Virtually every felsic and plagioclase-rich vein in Hole 735B core has at least small quantities of titanite. The titanite typically forms subhedral to euhedral crystals from 0.1 to 1 mm across that are almost always associated with ilmenite or green or brown amphibole. Most grains are colorless to very light brown but some have red pleochroic cores, suggesting high rare earth element concentrations (Pl. P3, fig. 2). The grains may be randomly distributed in the veins but are most abundant near the vein walls. In a few cases they are concentrated in narrow bands or fractures.
The titanite is very uniform in its bulk composition (Table T14), showing only small variations in FeO and Al2O3. Some of the red pleochroic crystals have La2O3 contents up to 0.67 wt%.
Late-stage smectite-coated cracks are common throughout Hole 735B core and some amphibole veins in the upper part contain bands of smectite, but significant clay mineral veins are present only in the lower parts of the section. In these veins, the clay minerals are commonly associated with prehnite and carbonate. In most veins, the clay minerals form platy or tabular crystals oriented perpendicular to the vein walls. Where they occur with other minerals, the clay minerals typically line the vein walls, whereas carbonate and prehnite fill later cracks. Clay minerals are also present in small quantities in felsic veins, where they partly replace plagioclase or other minerals in the groundmass. In a few of these veins, very light brown clay minerals replace quartz in the groundmass.
Most of the analyzed clay minerals are high-magnesia smectite, although a few green varieties have relatively high iron (Table T15). Neither the Fe- nor Mg-rich clay minerals are associated with ferromagnesian minerals, and generally the composition is independent of the host mineral. Exceptions to this rule are found in Samples 176-735B-203R-2, 11-16 cm, and 210R-5, 116-120 cm, where what appears optically to be a clay mineral is actually partly altered plagioclase. A few clay mineral samples with high CaO (not shown in Table T15) contain small amounts of finely divided carbonate.

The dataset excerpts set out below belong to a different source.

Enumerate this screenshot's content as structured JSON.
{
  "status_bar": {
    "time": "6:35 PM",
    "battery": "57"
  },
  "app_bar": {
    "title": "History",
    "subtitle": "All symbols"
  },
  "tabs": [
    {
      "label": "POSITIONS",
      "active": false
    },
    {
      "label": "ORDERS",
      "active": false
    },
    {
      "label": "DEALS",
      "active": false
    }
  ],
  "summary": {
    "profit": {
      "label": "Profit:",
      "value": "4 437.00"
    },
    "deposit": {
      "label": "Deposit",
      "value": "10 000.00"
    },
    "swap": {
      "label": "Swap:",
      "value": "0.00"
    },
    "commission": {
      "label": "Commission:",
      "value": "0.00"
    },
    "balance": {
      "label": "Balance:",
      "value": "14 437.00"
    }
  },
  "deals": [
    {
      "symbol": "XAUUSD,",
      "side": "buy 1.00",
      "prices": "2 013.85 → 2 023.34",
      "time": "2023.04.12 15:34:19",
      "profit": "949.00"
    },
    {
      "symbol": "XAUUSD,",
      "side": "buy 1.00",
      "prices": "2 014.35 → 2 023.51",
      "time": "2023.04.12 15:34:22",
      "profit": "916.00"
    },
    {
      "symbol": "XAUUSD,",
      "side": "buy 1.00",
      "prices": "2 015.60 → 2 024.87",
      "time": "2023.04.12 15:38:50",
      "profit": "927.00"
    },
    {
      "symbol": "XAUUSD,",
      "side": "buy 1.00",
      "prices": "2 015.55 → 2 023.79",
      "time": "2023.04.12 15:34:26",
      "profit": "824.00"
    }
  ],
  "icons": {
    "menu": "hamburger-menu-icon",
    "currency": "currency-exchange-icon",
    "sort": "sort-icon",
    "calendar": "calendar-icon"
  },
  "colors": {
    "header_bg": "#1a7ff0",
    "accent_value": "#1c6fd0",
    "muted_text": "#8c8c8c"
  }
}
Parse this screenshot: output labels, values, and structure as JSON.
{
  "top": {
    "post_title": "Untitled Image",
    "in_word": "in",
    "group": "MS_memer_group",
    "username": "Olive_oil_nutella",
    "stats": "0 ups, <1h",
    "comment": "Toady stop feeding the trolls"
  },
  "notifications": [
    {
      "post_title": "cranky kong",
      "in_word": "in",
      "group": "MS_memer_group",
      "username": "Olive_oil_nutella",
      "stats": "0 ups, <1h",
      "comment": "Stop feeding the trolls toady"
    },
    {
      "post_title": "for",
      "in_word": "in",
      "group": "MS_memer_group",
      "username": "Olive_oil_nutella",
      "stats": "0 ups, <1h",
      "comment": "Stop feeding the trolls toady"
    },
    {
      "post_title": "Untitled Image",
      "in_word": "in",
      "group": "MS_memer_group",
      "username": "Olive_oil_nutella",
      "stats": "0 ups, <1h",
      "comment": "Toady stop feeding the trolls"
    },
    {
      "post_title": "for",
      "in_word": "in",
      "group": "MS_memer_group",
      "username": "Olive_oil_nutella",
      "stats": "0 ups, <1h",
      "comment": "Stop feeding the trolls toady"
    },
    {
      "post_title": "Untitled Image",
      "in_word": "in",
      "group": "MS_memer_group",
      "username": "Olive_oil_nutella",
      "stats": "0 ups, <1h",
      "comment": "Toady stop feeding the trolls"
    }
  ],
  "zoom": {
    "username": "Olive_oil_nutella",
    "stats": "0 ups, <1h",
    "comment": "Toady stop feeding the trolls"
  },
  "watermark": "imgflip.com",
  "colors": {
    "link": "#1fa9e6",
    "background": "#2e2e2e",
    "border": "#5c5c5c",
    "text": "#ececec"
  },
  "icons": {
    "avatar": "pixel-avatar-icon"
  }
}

Small amounts of carbonate are widely scattered in the Hole 735B veins. The carbonate either replaces groundmass minerals or forms narrow, discrete veins. In both cases, it is typically associated with clay minerals, zeolites, or prehnite. Most of the carbonate, particularly that in discrete veins, is white, but some of the material is light brown or is intimately intermixed with light brown clay minerals. It is entirely calcite in composition, having a maximum of 5.67 wt% MgO and only trace amounts of FeO, MgO, SiO2, and SrO (Table T16).